Correlation Between Aurora Innovation and CSP
Can any of the company-specific risk be diversified away by investing in both Aurora Innovation and CSP at the same time? Although using a correlation coefficient on its own may not help to predict future stock returns, this module helps to understand the diversifiable risk of combining Aurora Innovation and CSP into the same portfolio, which is an essential part of the fundamental portfolio management process.
By analyzing existing cross correlation between Aurora Innovation and CSP Inc, you can compare the effects of market volatilities on Aurora Innovation and CSP and check how they will diversify away market risk if combined in the same portfolio for a given time horizon. You can also utilize pair trading strategies of matching a long position in Aurora Innovation with a short position of CSP. Check out your portfolio center. Please also check ongoing floating volatility patterns of Aurora Innovation and CSP.
Diversification Opportunities for Aurora Innovation and CSP
0.28 | Correlation Coefficient |
Modest diversification
The 3 months correlation between Aurora and CSP is 0.28. Overlapping area represents the amount of risk that can be diversified away by holding Aurora Innovation and CSP Inc in the same portfolio, assuming nothing else is changed. The correlation between historical prices or returns on CSP Inc and Aurora Innovation is a relative statistical measure of the degree to which these equity instruments tend to move together. The correlation coefficient measures the extent to which returns on Aurora Innovation are associated (or correlated) with CSP. Values of the correlation coefficient range from -1 to +1, where. The correlation of zero (0) is possible when the price movement of CSP Inc has no effect on the direction of Aurora Innovation i.e., Aurora Innovation and CSP go up and down completely randomly.
Pair Corralation between Aurora Innovation and CSP
Considering the 90-day investment horizon Aurora Innovation is expected to generate 1.12 times more return on investment than CSP. However, Aurora Innovation is 1.12 times more volatile than CSP Inc. It trades about 0.09 of its potential returns per unit of risk. CSP Inc is currently generating about 0.07 per unit of risk. If you would invest 124.00 in Aurora Innovation on August 30, 2024 and sell it today you would earn a total of 525.00 from holding Aurora Innovation or generate 423.39% return on investment over 90 days.

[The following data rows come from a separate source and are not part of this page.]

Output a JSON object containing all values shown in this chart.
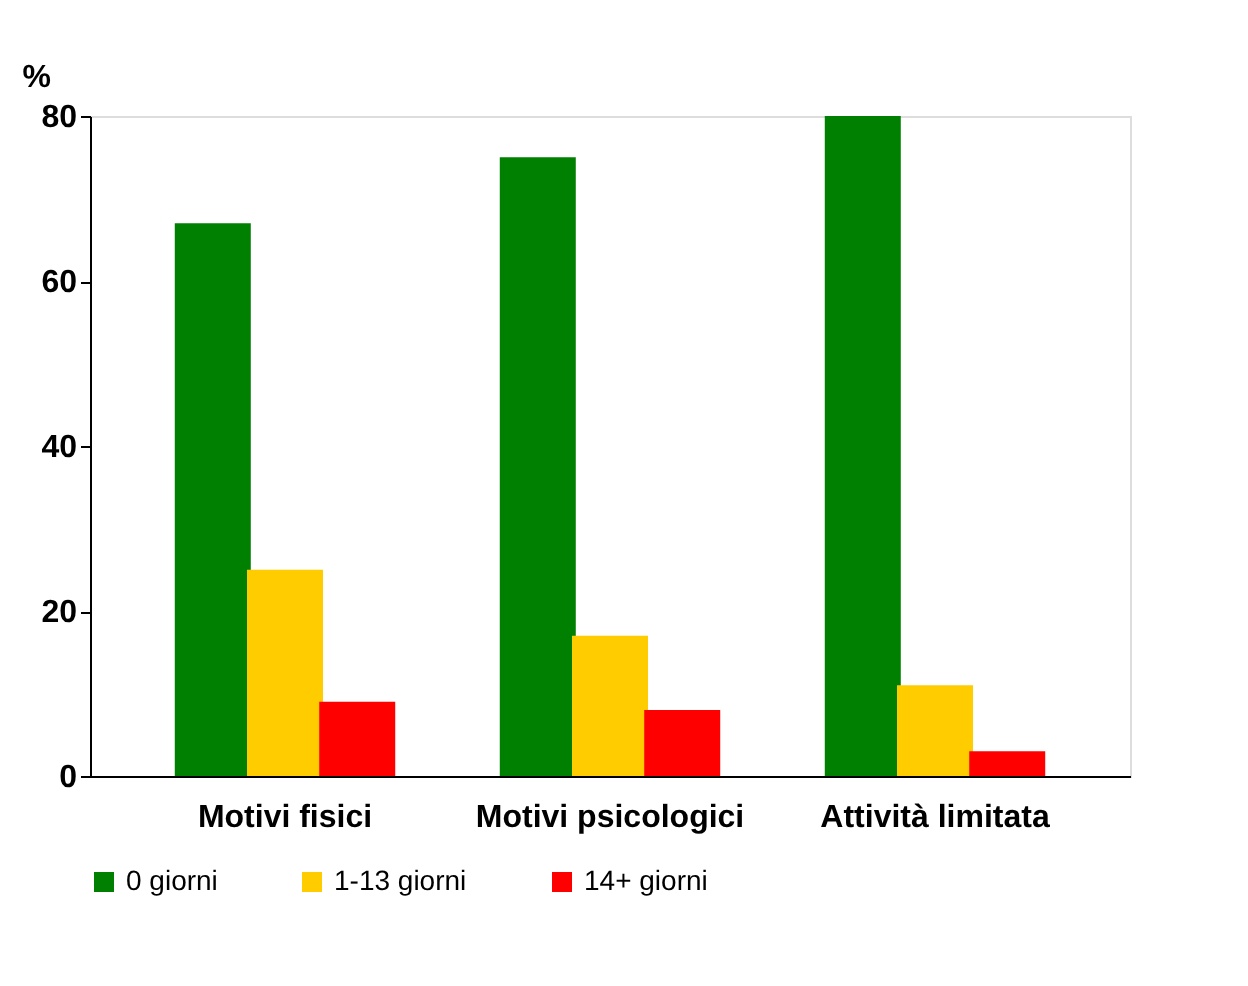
{
  "chart_data": {
    "type": "bar",
    "ylabel": "%",
    "categories": [
      "Motivi fisici",
      "Motivi psicologici",
      "Attività limitata"
    ],
    "series": [
      {
        "name": "0 giorni",
        "color": "#008000",
        "values": [
          67,
          75,
          80
        ]
      },
      {
        "name": "1-13 giorni",
        "color": "#ffcc00",
        "values": [
          25,
          17,
          11
        ]
      },
      {
        "name": "14+ giorni",
        "color": "#ff0000",
        "values": [
          9,
          8,
          3
        ]
      }
    ],
    "ylim": [
      0,
      80
    ],
    "yticks": [
      0,
      20,
      40,
      60,
      80
    ],
    "grid": false,
    "legend": "bottom"
  }
}
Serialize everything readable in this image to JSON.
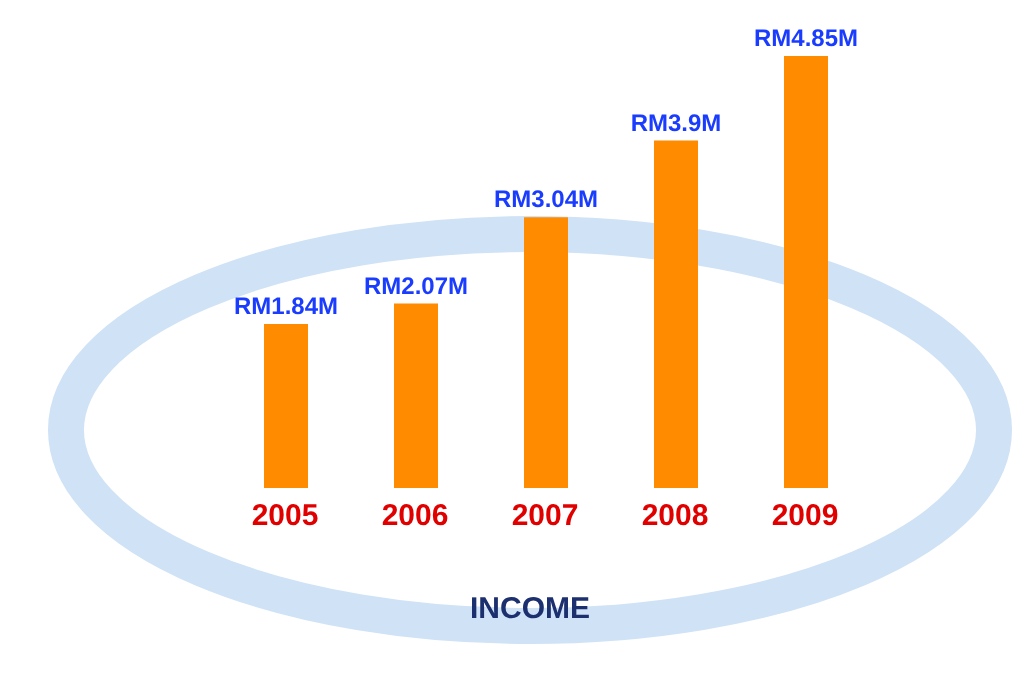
{
  "chart_data": {
    "type": "bar",
    "xlabel": "INCOME",
    "categories": [
      "2005",
      "2006",
      "2007",
      "2008",
      "2009"
    ],
    "values": [
      1840000,
      2070000,
      3040000,
      3900000,
      4850000
    ],
    "color": "#ff8c00",
    "value_labels": [
      "RM1.84M",
      "RM2.07M",
      "RM3.04M",
      "RM3.9M",
      "RM4.85M"
    ]
  }
}
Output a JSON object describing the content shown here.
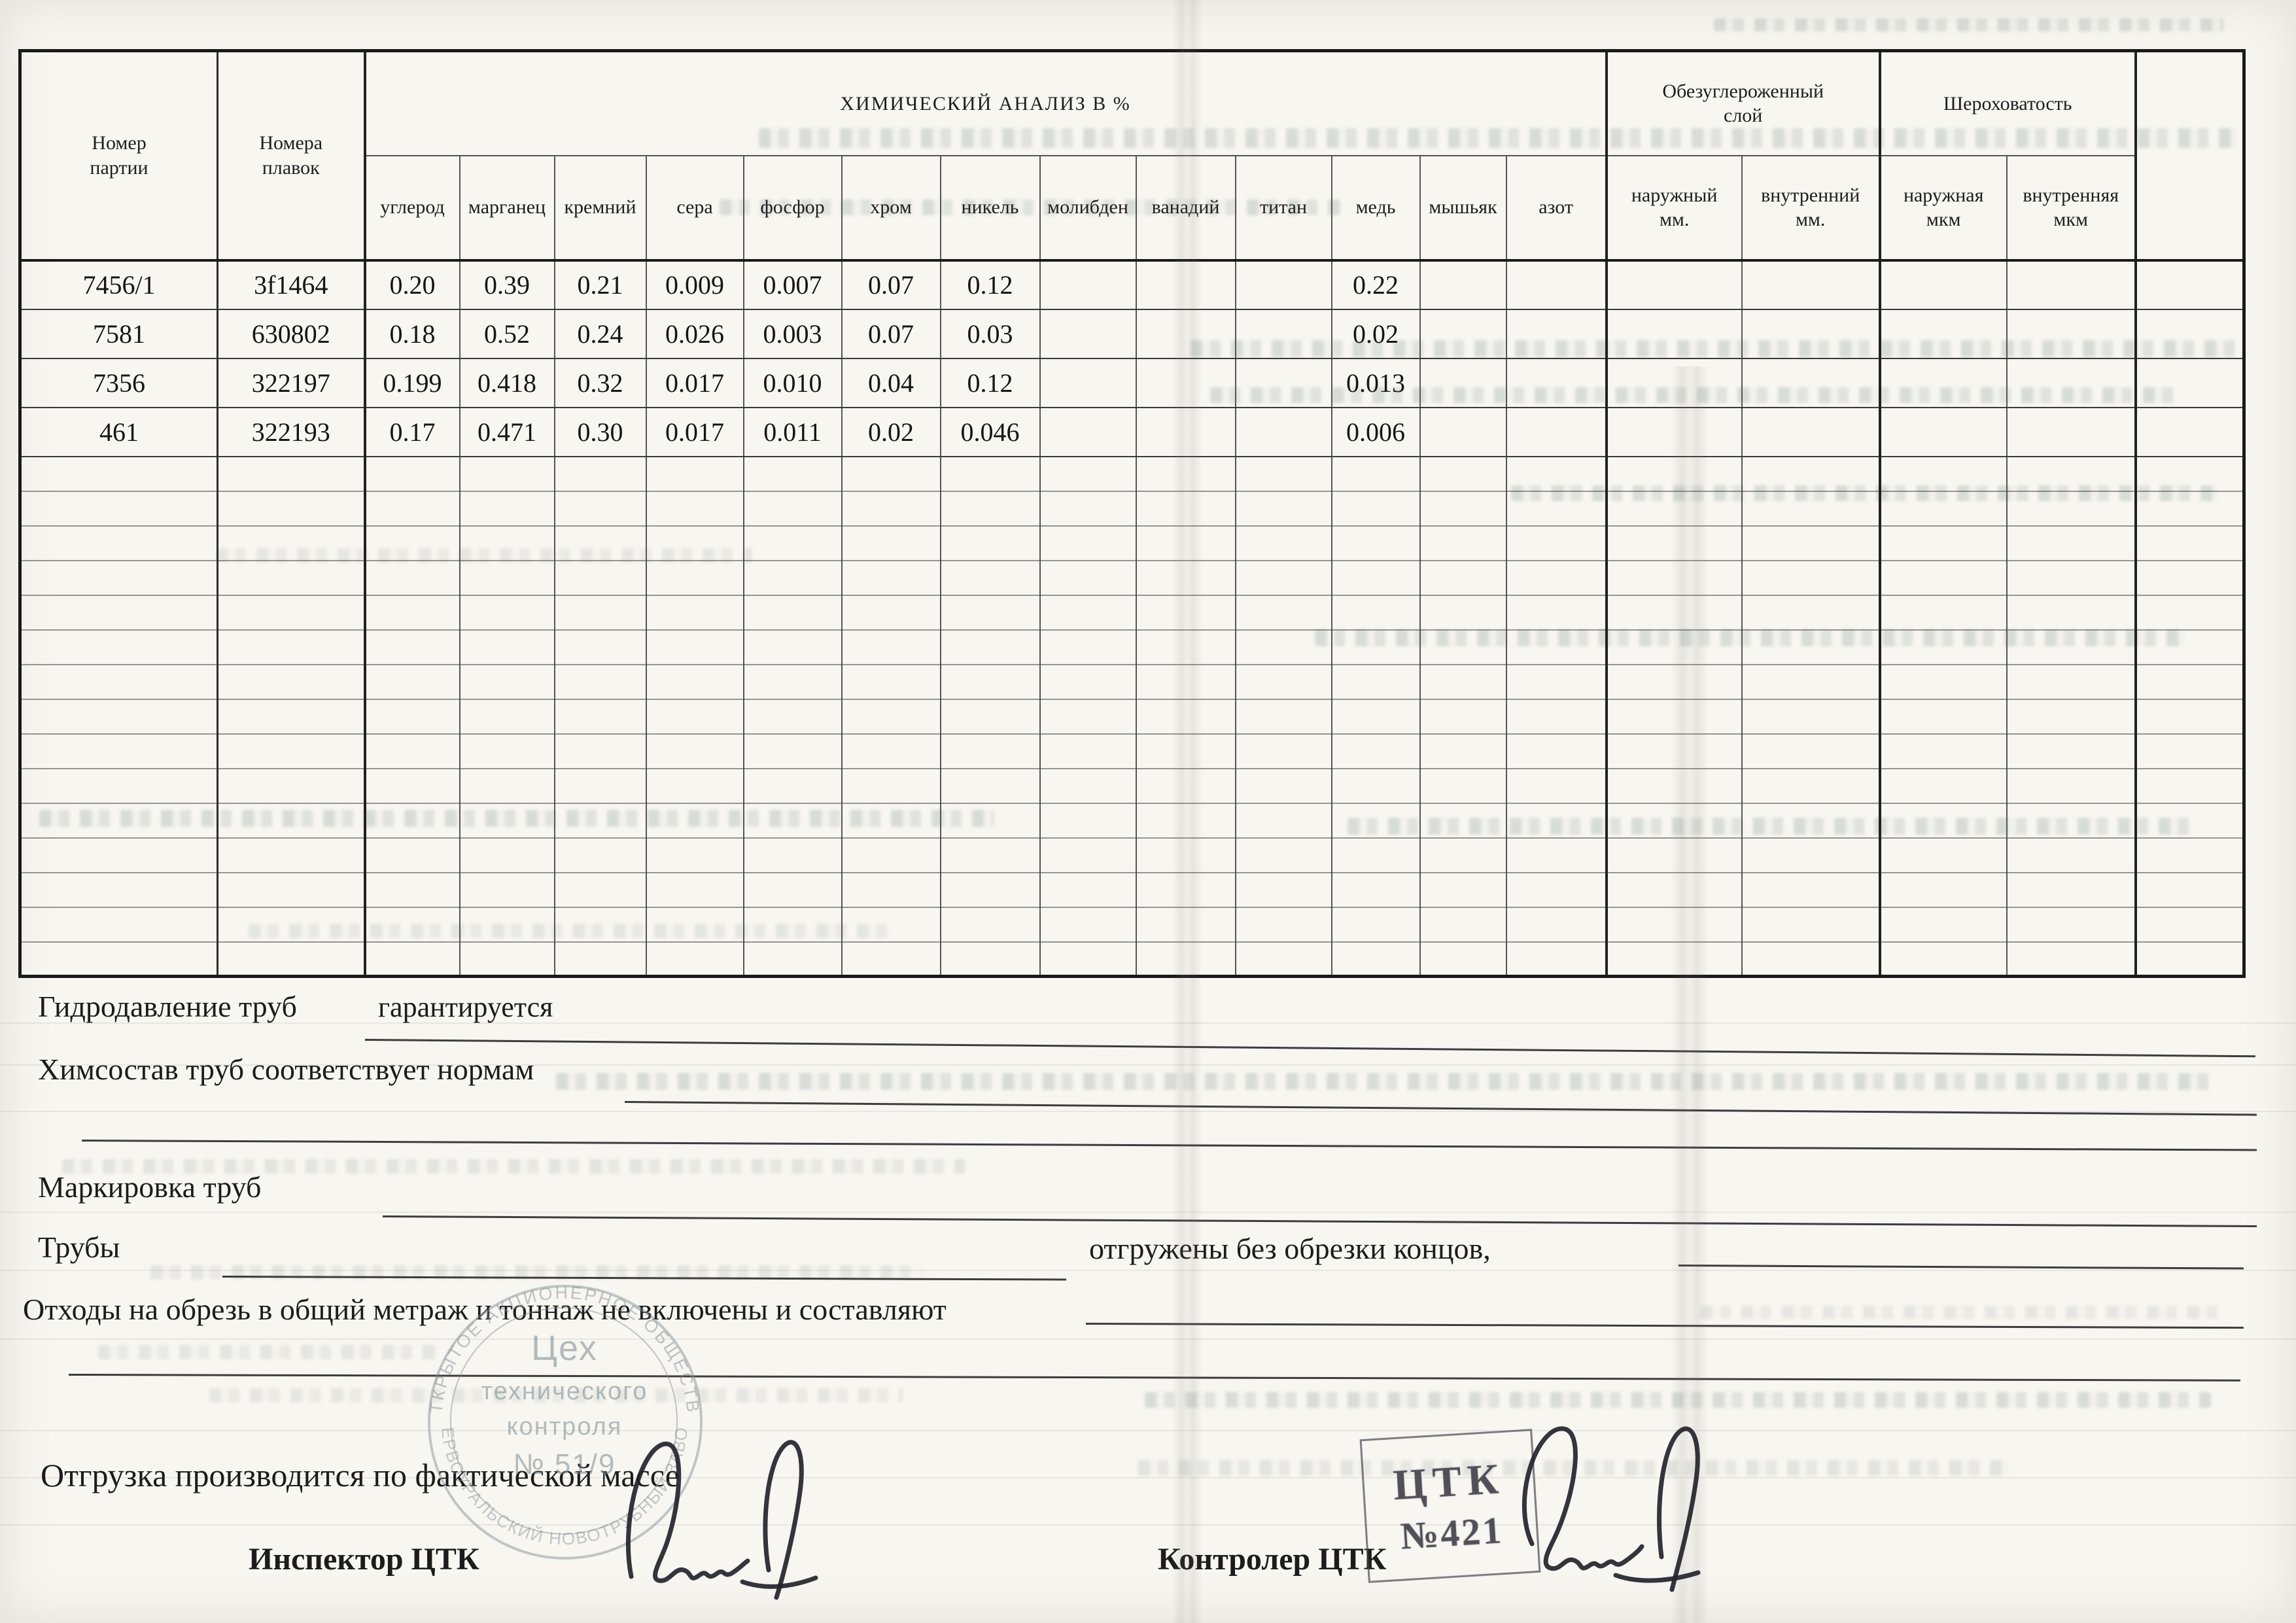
{
  "table": {
    "header": {
      "batch": "Номер\nпартии",
      "heats": "Номера\nплавок",
      "chem_group": "ХИМИЧЕСКИЙ АНАЛИЗ В %",
      "decarb_group": "Обезуглероженный\nслой",
      "rough_group": "Шероховатость",
      "chem_cols": [
        "углерод",
        "марганец",
        "кремний",
        "сера",
        "фосфор",
        "хром",
        "никель",
        "молибден",
        "ванадий",
        "титан",
        "медь",
        "мышьяк",
        "азот"
      ],
      "decarb_cols": [
        "наружный\nмм.",
        "внутренний\nмм."
      ],
      "rough_cols": [
        "наружная\nмкм",
        "внутренняя\nмкм"
      ]
    },
    "rows": [
      {
        "batch": "7456/1",
        "heat": "3f1464",
        "chem": [
          "0.20",
          "0.39",
          "0.21",
          "0.009",
          "0.007",
          "0.07",
          "0.12",
          "",
          "",
          "",
          "0.22",
          "",
          ""
        ],
        "decarb": [
          "",
          ""
        ],
        "rough": [
          "",
          ""
        ]
      },
      {
        "batch": "7581",
        "heat": "630802",
        "chem": [
          "0.18",
          "0.52",
          "0.24",
          "0.026",
          "0.003",
          "0.07",
          "0.03",
          "",
          "",
          "",
          "0.02",
          "",
          ""
        ],
        "decarb": [
          "",
          ""
        ],
        "rough": [
          "",
          ""
        ]
      },
      {
        "batch": "7356",
        "heat": "322197",
        "chem": [
          "0.199",
          "0.418",
          "0.32",
          "0.017",
          "0.010",
          "0.04",
          "0.12",
          "",
          "",
          "",
          "0.013",
          "",
          ""
        ],
        "decarb": [
          "",
          ""
        ],
        "rough": [
          "",
          ""
        ]
      },
      {
        "batch": "461",
        "heat": "322193",
        "chem": [
          "0.17",
          "0.471",
          "0.30",
          "0.017",
          "0.011",
          "0.02",
          "0.046",
          "",
          "",
          "",
          "0.006",
          "",
          ""
        ],
        "decarb": [
          "",
          ""
        ],
        "rough": [
          "",
          ""
        ]
      }
    ],
    "empty_row_count": 15
  },
  "notes": {
    "hydro_label": "Гидродавление труб",
    "hydro_value": "гарантируется",
    "chem_note": "Химсостав труб соответствует нормам",
    "marking_label": "Маркировка труб",
    "pipes_label": "Трубы",
    "pipes_note": "отгружены без обрезки концов,",
    "waste_note": "Отходы на обрезь в общий метраж и тоннаж не включены и составляют",
    "shipping_note": "Отгрузка производится по фактической массе",
    "inspector_label": "Инспектор  ЦТК",
    "controller_label": "Контролер ЦТК"
  },
  "stamps": {
    "ctk": {
      "line1": "ЦТК",
      "line2": "№421"
    },
    "round": {
      "ring_top": "ОТКРЫТОЕ АКЦИОНЕРНОЕ ОБЩЕСТВО",
      "ring_bottom": "ПЕРВОУРАЛЬСКИЙ НОВОТРУБНЫЙ ЗАВОД",
      "line1": "Цех",
      "line2": "технического",
      "line3": "контроля",
      "line4": "№ 51/9"
    }
  },
  "colors": {
    "ink": "#1d1d1d",
    "stamp_teal": "#7d929c",
    "paper": "#f8f6f1"
  }
}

Time Period | 3 Months [change] |
Direction | Moves Together |
Strength | Very Weak |
Accuracy | 99.8% |
Values | Daily Returns |
Aurora Innovation vs. CSP Inc
Performance |
Timeline |
Aurora Innovation |
CSP Inc |
Aurora Innovation and CSP Volatility Contrast
Predicted Return Density |
Returns |
Pair Trading with Aurora Innovation and CSP
The main advantage of trading using opposite Aurora Innovation and CSP positions is that it hedges away some unsystematic risk. Because of two separate transactions, even if Aurora Innovation position performs unexpectedly, CSP can make up some of the losses. Pair trading also minimizes risk from directional movements in the market. For example, if an entire industry or sector drops because of unexpected headlines, the short position in CSP will offset losses from the drop in CSP's long position.Aurora Innovation vs. Merck Company | Aurora Innovation vs. Pharvaris BV | Aurora Innovation vs. Brinker International | Aurora Innovation vs. Alcoa Corp |
CSP vs. The Hackett Group | CSP vs. Nayax | CSP vs. Formula Systems 1985 | CSP vs. Information Services Group |
Check out your portfolio center.Note that this page's information should be used as a complementary analysis to find the right mix of equity instruments to add to your existing portfolios or create a brand new portfolio. You can also try the Equity Forecasting module to use basic forecasting models to generate price predictions and determine price momentum.